In this article I have focused on two reasons the German fission project did not advance further along the road to an atomic bomb: limited laboratory progress in its first two years, and a mistaken estimate of the critical mass. Other factors were surely no less important. A certainty of their own superiority led the Germans to be complacent, and rivalries between the two research groups hindered the sharing of scarce resources. The campaign against the Jews cost Germany many of the talented minds that were to shine so brightly on the Allied side, and a few of the gifted scientists who remained, such as Max von Laue, would do no work for the Nazi regime. Heisenberg at Farm Hall says he was relieved when he found that a bomb was beyond Germany’s reach. And there is also the caprice of history, placing one individual rather than another at a consequential juncture.

In one of the conversations at Farm Hall there is some grumbling that Heisenberg, an abstract theoretician, had been a poor choice to lead the German program. As if to prove the point, a few pages after Heisenberg’s confused critical mass calculation in the transcripts, physical chemist Paul Harteck roughly sketches a better estimate. As Rudolf Peierls recently recalled,

… Heisenberg, though a brilliant theoretician, was always very casual about numbers. When I was his student in the late 1920s the first assignment he gave me was to check whether a recent observation in a spectroscopic experiment could be explained as an example of his uncertainty principle. A simple back-of-an-envelope estimate would have shown that the effect was 100 or even 1,000 times greater than could be explained by his hypothesis.

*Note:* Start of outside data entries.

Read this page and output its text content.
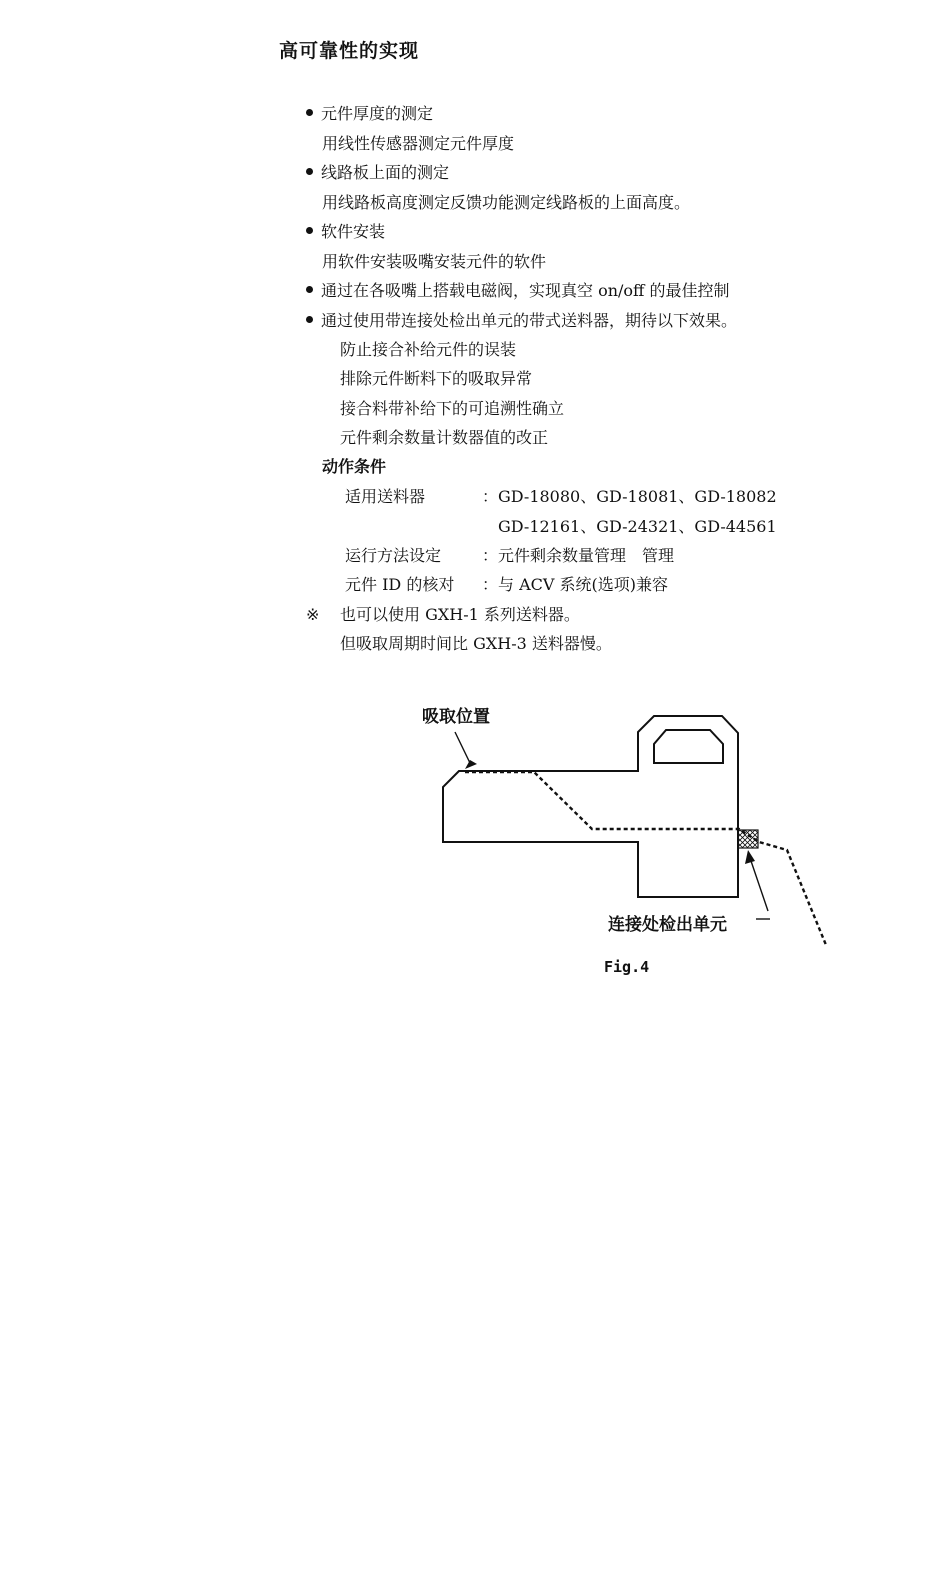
高可靠性的实现
元件厚度的测定
用线性传感器测定元件厚度
线路板上面的测定
用线路板高度测定反馈功能测定线路板的上面高度。
软件安装
用软件安装吸嘴安装元件的软件
通过在各吸嘴上搭载电磁阀，实现真空 on/off 的最佳控制
通过使用带连接处检出单元的带式送料器，期待以下效果。
防止接合补给元件的误装
排除元件断料下的吸取异常
接合料带补给下的可追溯性确立
元件剩余数量计数器值的改正
动作条件
适用送料器	： GD-18080、GD-18081、GD-18082
GD-12161、GD-24321、GD-44561
运行方法设定	： 元件剩余数量管理　管理
元件 ID 的核对 ： 与 ACV 系统(选项)兼容
※ 也可以使用 GXH-1 系列送料器。
但吸取周期时间比 GXH-3 送料器慢。
吸取位置
连接处检出单元
Fig.4
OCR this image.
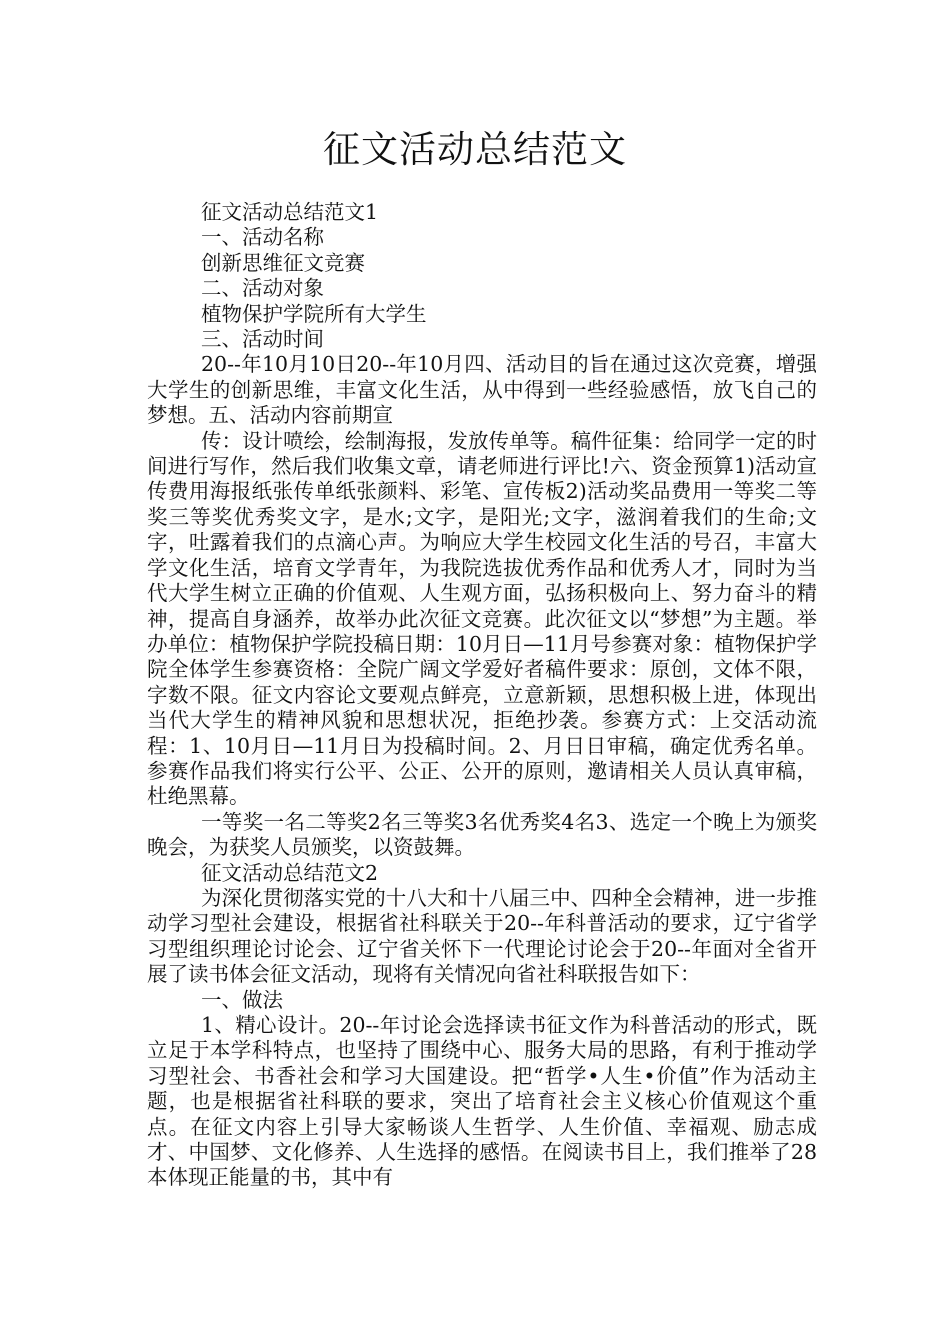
征文活动总结范文

征文活动总结范文1

一、活动名称

创新思维征文竞赛

二、活动对象

植物保护学院所有大学生

三、活动时间

20--年10月10日20--年10月四、活动目的旨在通过这次竞赛，增强大学生的创新思维，丰富文化生活，从中得到一些经验感悟，放飞自己的梦想。五、活动内容前期宣

传：设计喷绘，绘制海报，发放传单等。稿件征集：给同学一定的时间进行写作，然后我们收集文章，请老师进行评比!六、资金预算1)活动宣传费用海报纸张传单纸张颜料、彩笔、宣传板2)活动奖品费用一等奖二等奖三等奖优秀奖文字，是水;文字，是阳光;文字，滋润着我们的生命;文字，吐露着我们的点滴心声。为响应大学生校园文化生活的号召，丰富大学文化生活，培育文学青年，为我院选拔优秀作品和优秀人才，同时为当代大学生树立正确的价值观、人生观方面，弘扬积极向上、努力奋斗的精神，提高自身涵养，故举办此次征文竞赛。此次征文以“梦想”为主题。举办单位：植物保护学院投稿日期：10月日—11月号参赛对象：植物保护学院全体学生参赛资格：全院广阔文学爱好者稿件要求：原创，文体不限，字数不限。征文内容论文要观点鲜亮，立意新颖，思想积极上进，体现出当代大学生的精神风貌和思想状况，拒绝抄袭。参赛方式：上交活动流程：1、10月日—11月日为投稿时间。2、月日日审稿，确定优秀名单。参赛作品我们将实行公平、公正、公开的原则，邀请相关人员认真审稿，杜绝黑幕。

一等奖一名二等奖2名三等奖3名优秀奖4名3、选定一个晚上为颁奖晚会，为获奖人员颁奖，以资鼓舞。

征文活动总结范文2

为深化贯彻落实党的十八大和十八届三中、四种全会精神，进一步推动学习型社会建设，根据省社科联关于20--年科普活动的要求，辽宁省学习型组织理论讨论会、辽宁省关怀下一代理论讨论会于20--年面对全省开展了读书体会征文活动，现将有关情况向省社科联报告如下：

一、做法

1、精心设计。20--年讨论会选择读书征文作为科普活动的形式，既立足于本学科特点，也坚持了围绕中心、服务大局的思路，有利于推动学习型社会、书香社会和学习大国建设。把“哲学•人生•价值”作为活动主题，也是根据省社科联的要求，突出了培育社会主义核心价值观这个重点。在征文内容上引导大家畅谈人生哲学、人生价值、幸福观、励志成才、中国梦、文化修养、人生选择的感悟。在阅读书目上，我们推举了28本体现正能量的书，其中有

In this Heisenberg was just the opposite of his counterpart on the Manhattan project, Enrico Fermi. Twice gifted as experimenter and theorist, Fermi had a cultivated talent for quick but reliable estimates of relative magnitudes. At Alamogordo, while banks of spectrographs and ionization chambers triggered into action to assimilate the complex signals of the first atomic explosion, Fermi released a handful of shredded paper into the still New Mexico air. As he had calculated in advance, the one-second pulse of overpressure from the blast displaced the paper falling from his hand. From the distance it was carried by this first surge of nuclear force, about 2.5 meters, Fermi instantly, and accurately, estimated the yield as approximately 10 kilotons TNT equivalent. It is hard to imagine the eminent theorist in Berlin, for all his insight into the abstract world of the quantum, ever improvising this kind of brilliantly simple experiment.